I always think there must be something
that I´ve done
or something I can do...
But noone comes to help.
He says:
“A little girl like you...”
We agree:
if we wish for something hard enough,
it might happen.
Well,
these days I´m really wishing for something...
Something secret,
something new.
It´s halfways here,
if I look closer.
It´s written down and sealed.
It´s coming at the speed of sound.
Torture wouldn´t make me say out loud.
Gentleness, time and laughter might coax it out of me.
Perhaps.
Will it happen?
Well, I AM wishing very hard...
After a while,
I go dowstairs again,
almost furtively,
to open the little door of secrets and wonders.
The key goes in, slowly;
My heart beats faster...
I look inside:nothing,
and a bit of the sky falls on my head.
I go back upstairs, lonely,
shuffling my feet.
I make myself busy:I read.
I start getting restless and...
...before I know it,
I´m downstairs,
key in hand,
before the magic box again,
the box that links your soul to mine.
Is it a trick of the light,
or is there something inside?
I pick up the precious letter
and, this time, running upstairs,
I tune out the rest of the world,
while I try to read and breathe
at the same time.
My cat stares at me
wondering why I´m smiling...
Someday, I might tell him.
Some of these poems were written for my husband when we hadn´t met yet.

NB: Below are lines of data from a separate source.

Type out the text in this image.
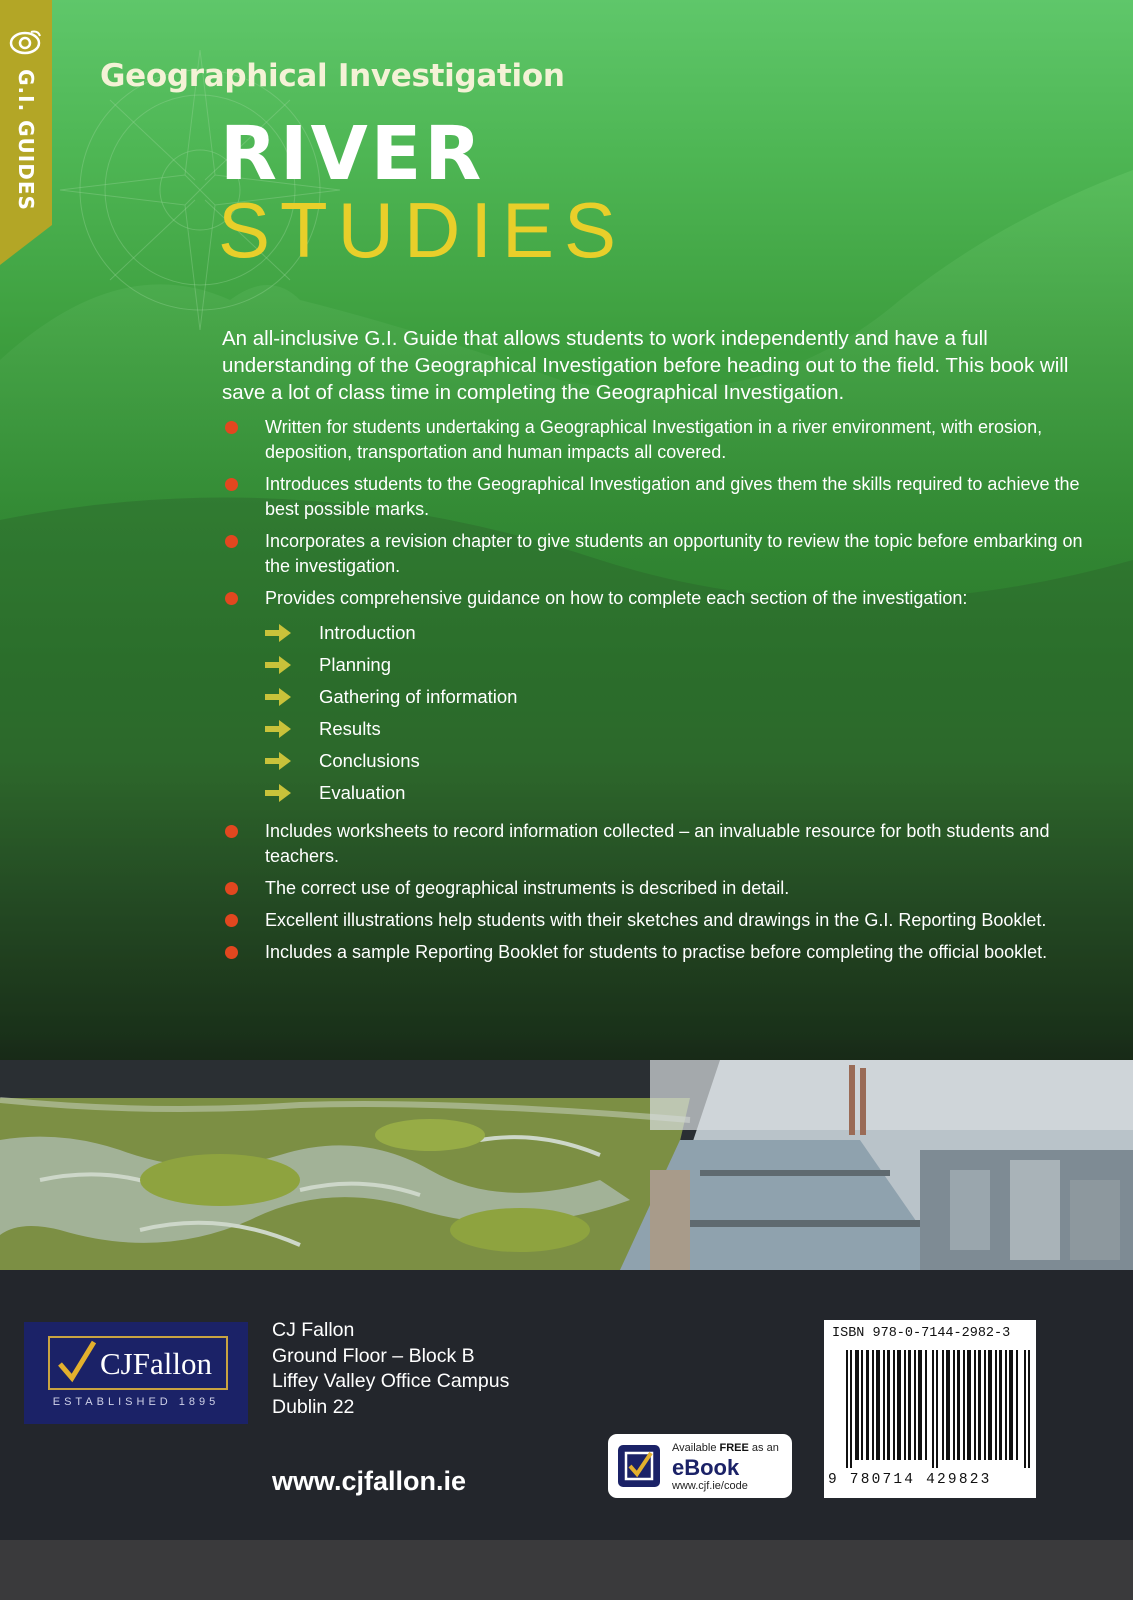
G.I. GUIDES Geographical Investigation
RIVER
STUDIES
An all-inclusive G.I. Guide that allows students to work independently and have a full understanding of the Geographical Investigation before heading out to the field. This book will save a lot of class time in completing the Geographical Investigation.
Written for students undertaking a Geographical Investigation in a river environment, with erosion, deposition, transportation and human impacts all covered.
Introduces students to the Geographical Investigation and gives them the skills required to achieve the best possible marks.
Incorporates a revision chapter to give students an opportunity to review the topic before embarking on the investigation.
Provides comprehensive guidance on how to complete each section of the investigation:
Introduction
Planning
Gathering of information
Results
Conclusions
Evaluation
Includes worksheets to record information collected – an invaluable resource for both students and teachers.
The correct use of geographical instruments is described in detail.
Excellent illustrations help students with their sketches and drawings in the G.I. Reporting Booklet.
Includes a sample Reporting Booklet for students to practise before completing the official booklet.
CJFallon
ESTABLISHED 1895
CJ Fallon
Ground Floor – Block B
Liffey Valley Office Campus
Dublin 22
www.cjfallon.ie
Available FREE as an
eBook
www.cjf.ie/code
ISBN 978-0-7144-2982-3
9 780714 429823
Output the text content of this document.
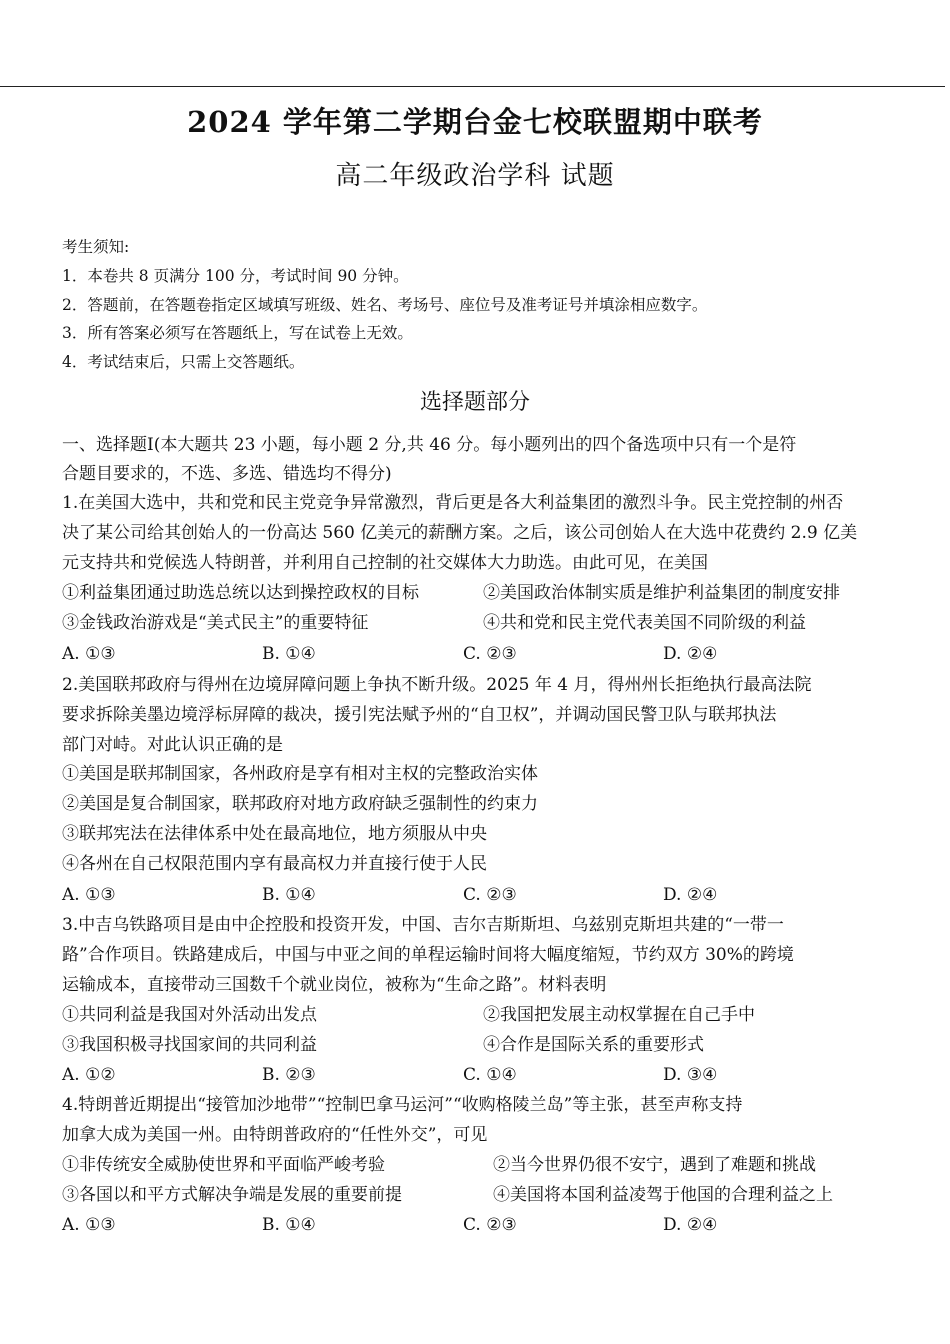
2024 学年第二学期台金七校联盟期中联考
高二年级政治学科 试题
考生须知:
1．本卷共 8 页满分 100 分，考试时间 90 分钟。
2．答题前，在答题卷指定区域填写班级、姓名、考场号、座位号及准考证号并填涂相应数字。
3．所有答案必须写在答题纸上，写在试卷上无效。
4．考试结束后，只需上交答题纸。
选择题部分
一、选择题Ⅰ(本大题共 23 小题，每小题 2 分,共 46 分。每小题列出的四个备选项中只有一个是符
合题目要求的，不选、多选、错选均不得分)
1.在美国大选中，共和党和民主党竞争异常激烈，背后更是各大利益集团的激烈斗争。民主党控制的州否
决了某公司给其创始人的一份高达 560 亿美元的薪酬方案。之后，该公司创始人在大选中花费约 2.9 亿美
元支持共和党候选人特朗普，并利用自己控制的社交媒体大力助选。由此可见，在美国
①利益集团通过助选总统以达到操控政权的目标	②美国政治体制实质是维护利益集团的制度安排
③金钱政治游戏是“美式民主”的重要特征	④共和党和民主党代表美国不同阶级的利益
A. ①③	B. ①④	C. ②③	D. ②④
2.美国联邦政府与得州在边境屏障问题上争执不断升级。2025 年 4 月，得州州长拒绝执行最高法院
要求拆除美墨边境浮标屏障的裁决，援引宪法赋予州的“自卫权”，并调动国民警卫队与联邦执法
部门对峙。对此认识正确的是
①美国是联邦制国家，各州政府是享有相对主权的完整政治实体
②美国是复合制国家，联邦政府对地方政府缺乏强制性的约束力
③联邦宪法在法律体系中处在最高地位，地方须服从中央
④各州在自己权限范围内享有最高权力并直接行使于人民
A. ①③	B. ①④	C. ②③	D. ②④
3.中吉乌铁路项目是由中企控股和投资开发，中国、吉尔吉斯斯坦、乌兹别克斯坦共建的“一带一
路”合作项目。铁路建成后，中国与中亚之间的单程运输时间将大幅度缩短，节约双方 30%的跨境
运输成本，直接带动三国数千个就业岗位，被称为“生命之路”。材料表明
①共同利益是我国对外活动出发点	②我国把发展主动权掌握在自己手中
③我国积极寻找国家间的共同利益	④合作是国际关系的重要形式
A. ①②	B. ②③	C. ①④	D. ③④
4.特朗普近期提出“接管加沙地带”“控制巴拿马运河”“收购格陵兰岛”等主张，甚至声称支持
加拿大成为美国一州。由特朗普政府的“任性外交”，可见
①非传统安全威胁使世界和平面临严峻考验	②当今世界仍很不安宁，遇到了难题和挑战
③各国以和平方式解决争端是发展的重要前提	④美国将本国利益凌驾于他国的合理利益之上
A. ①③	B. ①④	C. ②③	D. ②④
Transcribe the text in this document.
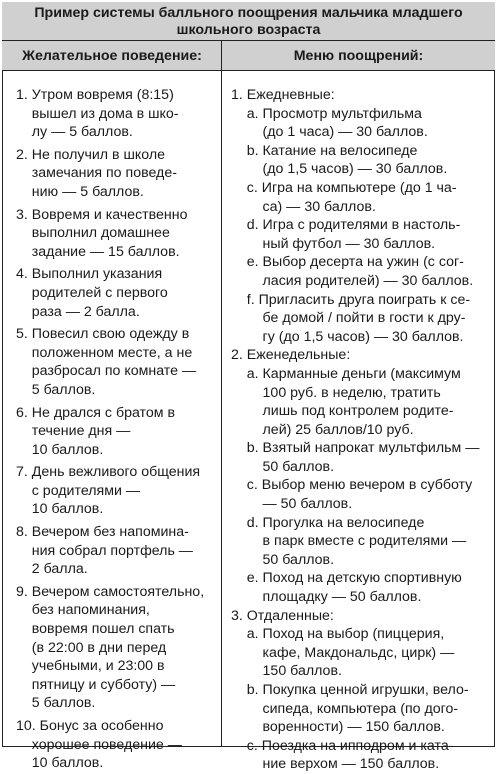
Пример системы балльного поощрения мальчика младшего
школьного возраста
Желательное поведение:	Меню поощрений:
1. Утром вовремя (8:15)
вышел из дома в шко-
лу — 5 баллов.
2. Не получил в школе
замечания по поведе-
нию — 5 баллов.
3. Вовремя и качественно
выполнил домашнее
задание — 15 баллов.
4. Выполнил указания
родителей с первого
раза — 2 балла.
5. Повесил свою одежду в
положенном месте, а не
разбросал по комнате —
5 баллов.
6. Не дрался с братом в
течение дня —
10 баллов.
7. День вежливого общения
с родителями —
10 баллов.
8. Вечером без напомина-
ния собрал портфель —
2 балла.
9. Вечером самостоятельно,
без напоминания,
вовремя пошел спать
(в 22:00 в дни перед
учебными, и 23:00 в
пятницу и субботу) —
5 баллов.
10. Бонус за особенно
хорошее поведение —
10 баллов.
1. Ежедневные:
a. Просмотр мультфильма
(до 1 часа) — 30 баллов.
b. Катание на велосипеде
(до 1,5 часов) — 30 баллов.
c. Игра на компьютере (до 1 ча-
са) — 30 баллов.
d. Игра с родителями в настоль-
ный футбол — 30 баллов.
e. Выбор десерта на ужин (с сог-
ласия родителей) — 30 баллов.
f. Пригласить друга поиграть к се-
бе домой / пойти в гости к дру-
гу (до 1,5 часов) — 30 баллов.
2. Еженедельные:
a. Карманные деньги (максимум
100 руб. в неделю, тратить
лишь под контролем родите-
лей) 25 баллов/10 руб.
b. Взятый напрокат мультфильм —
50 баллов.
c. Выбор меню вечером в субботу
— 50 баллов.
d. Прогулка на велосипеде
в парк вместе с родителями —
50 баллов.
e. Поход на детскую спортивную
площадку — 50 баллов.
3. Отдаленные:
a. Поход на выбор (пиццерия,
кафе, Макдональдс, цирк) —
150 баллов.
b. Покупка ценной игрушки, вело-
сипеда, компьютера (по дого-
воренности) — 150 баллов.
c. Поездка на ипподром и ката-
ние верхом — 150 баллов.
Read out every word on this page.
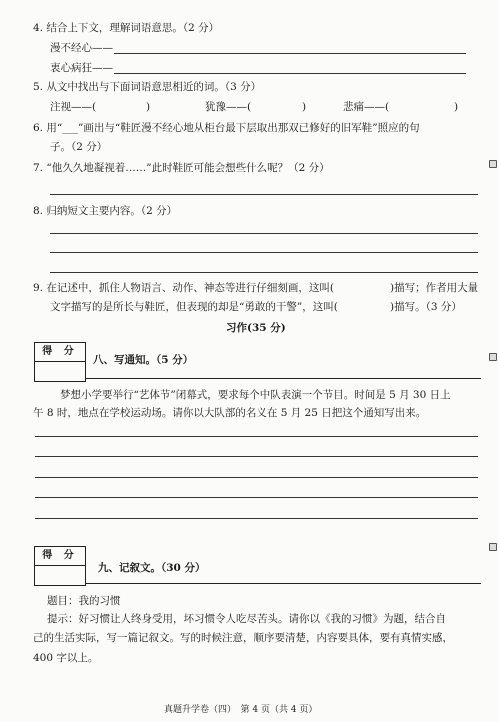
4. 结合上下文，理解词语意思。（2 分）
漫不经心——
衷心病狂——
5. 从文中找出与下面词语意思相近的词。（3 分）
注视——(	)	犹豫——(	)	悲痛——(	)
6. 用“___”画出与“鞋匠漫不经心地从柜台最下层取出那双已修好的旧军鞋”照应的句
子。（2 分）
7. “他久久地凝视着……”此时鞋匠可能会想些什么呢？（2 分）
8. 归纳短文主要内容。（2 分）
9. 在记述中，抓住人物语言、动作、神态等进行仔细刻画，这叫(	)描写；作者用大量
文字描写的是所长与鞋匠，但表现的却是“勇敢的干警”，这叫(	)描写。（3 分）
习作(35 分)
得 分
八、写通知。（5 分）
梦想小学要举行“艺体节”闭幕式，要求每个中队表演一个节目。时间是 5 月 30 日上
午 8 时，地点在学校运动场。请你以大队部的名义在 5 月 25 日把这个通知写出来。
得 分
九、记叙文。（30 分）
题目：我的习惯
提示：好习惯让人终身受用，坏习惯令人吃尽苦头。请你以《我的习惯》为题，结合自
己的生活实际，写一篇记叙文。写的时候注意，顺序要清楚，内容要具体，要有真情实感，
400 字以上。
真题升学卷（四）　第 4 页（共 4 页）
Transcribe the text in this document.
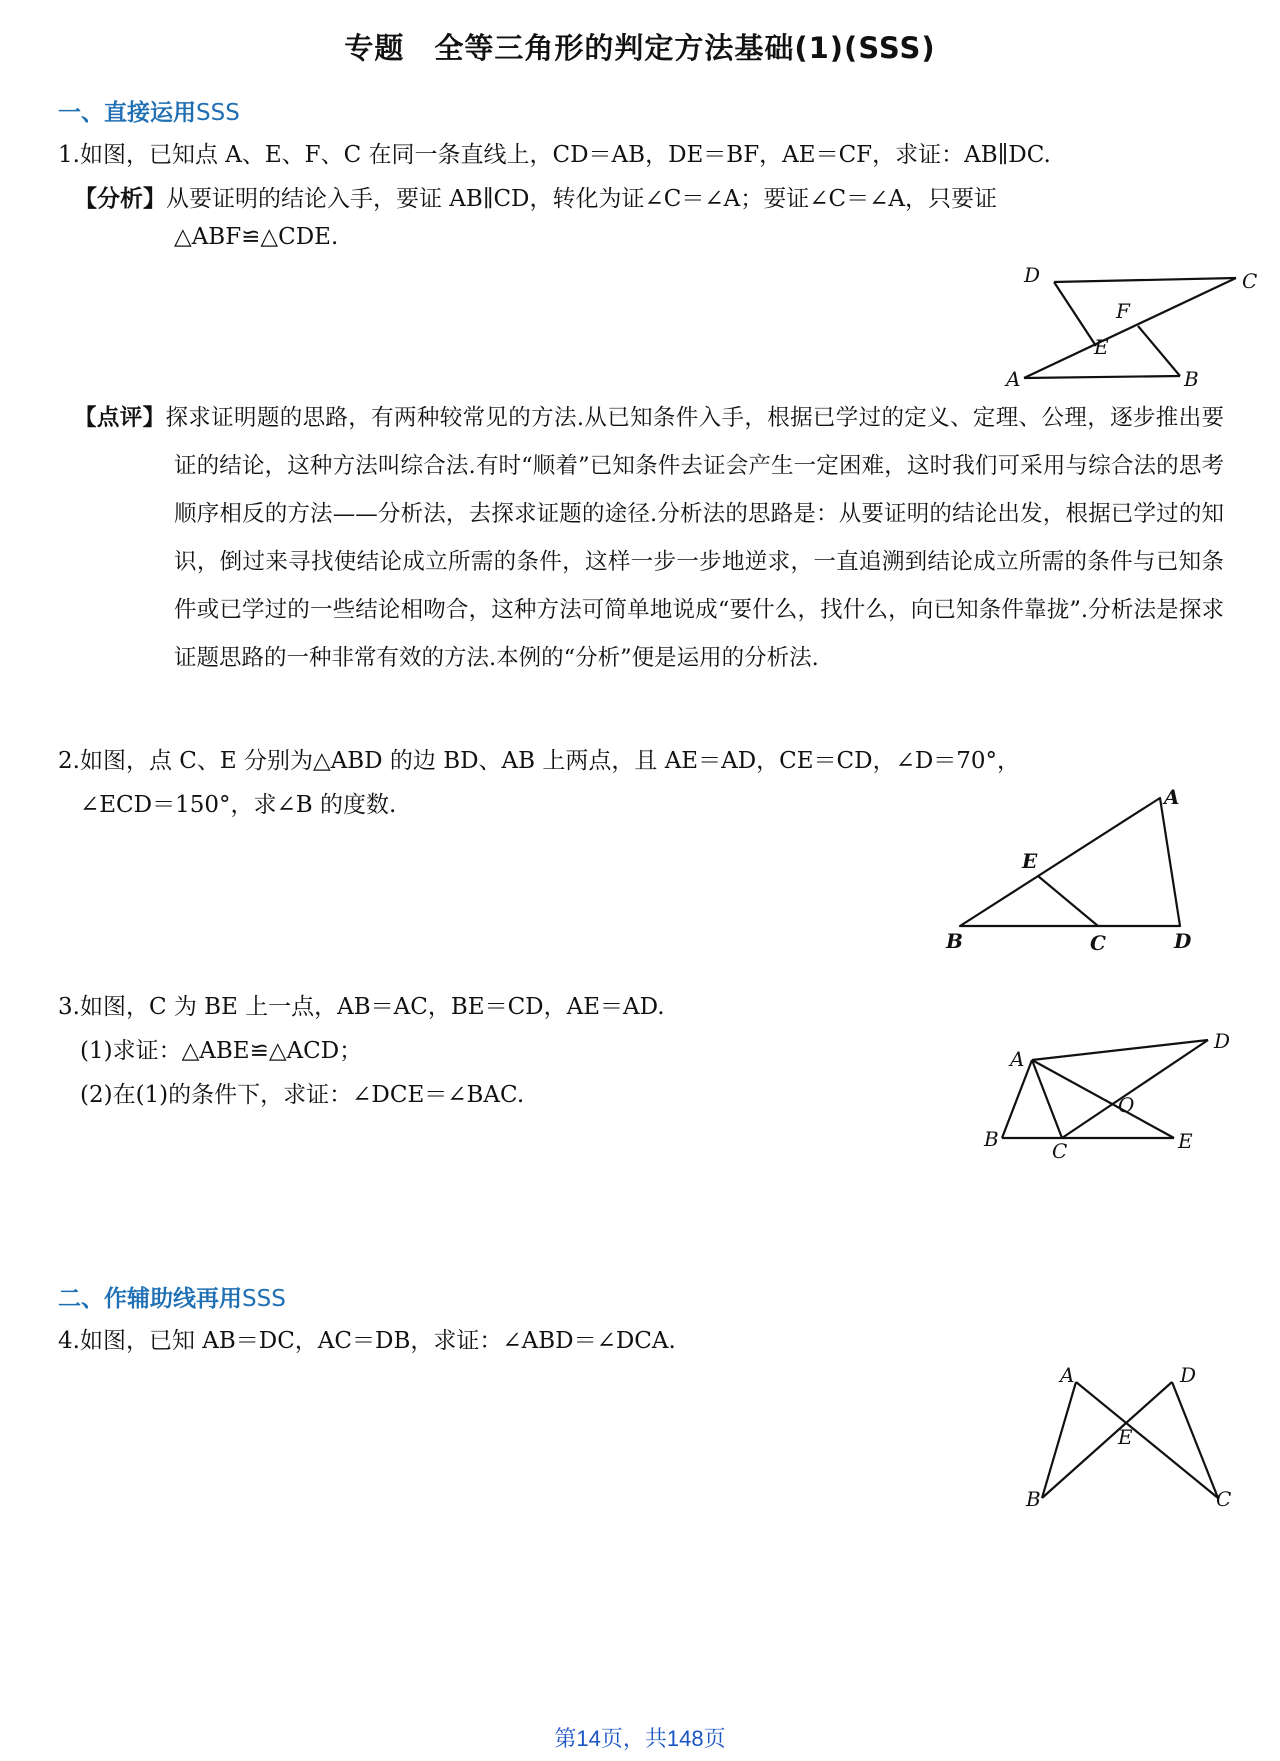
专题　全等三角形的判定方法基础(1)(SSS)
一、直接运用SSS
1.如图，已知点 A、E、F、C 在同一条直线上，CD＝AB，DE＝BF，AE＝CF，求证：AB∥DC.
【分析】从要证明的结论入手，要证 AB∥CD，转化为证∠C＝∠A；要证∠C＝∠A，只要证
△ABF≌△CDE.
D	C
F
E
A	B
【点评】探求证明题的思路，有两种较常见的方法.从已知条件入手，根据已学过的定义、定理、公理，逐步推出要证的结论，这种方法叫综合法.有时“顺着”已知条件去证会产生一定困难，这时我们可采用与综合法的思考顺序相反的方法——分析法，去探求证题的途径.分析法的思路是：从要证明的结论出发，根据已学过的知识，倒过来寻找使结论成立所需的条件，这样一步一步地逆求，一直追溯到结论成立所需的条件与已知条件或已学过的一些结论相吻合，这种方法可简单地说成“要什么，找什么，向已知条件靠拢”.分析法是探求证题思路的一种非常有效的方法.本例的“分析”便是运用的分析法.
2.如图，点 C、E 分别为△ABD 的边 BD、AB 上两点，且 AE＝AD，CE＝CD，∠D＝70°，
∠ECD＝150°，求∠B 的度数.	A
E
B	C	D
3.如图，C 为 BE 上一点，AB＝AC，BE＝CD，AE＝AD.
(1)求证：△ABE≌△ACD；
(2)在(1)的条件下，求证：∠DCE＝∠BAC.
A
D
O
B	C	E
二、作辅助线再用SSS
4.如图，已知 AB＝DC，AC＝DB，求证：∠ABD＝∠DCA.
A	D
E
B	C
第14页，共148页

We were pen-pals for a year first, and, as I was going through a bad time (my mum was in a coma after an op and I was really anorexic), his letters and the things he said on them meant the world to me, and inspired me a lot...
Other poems were just written as I sat all bored in the classromm, pretending to take notes.
Anyway, I will be putting them here a bit at a time.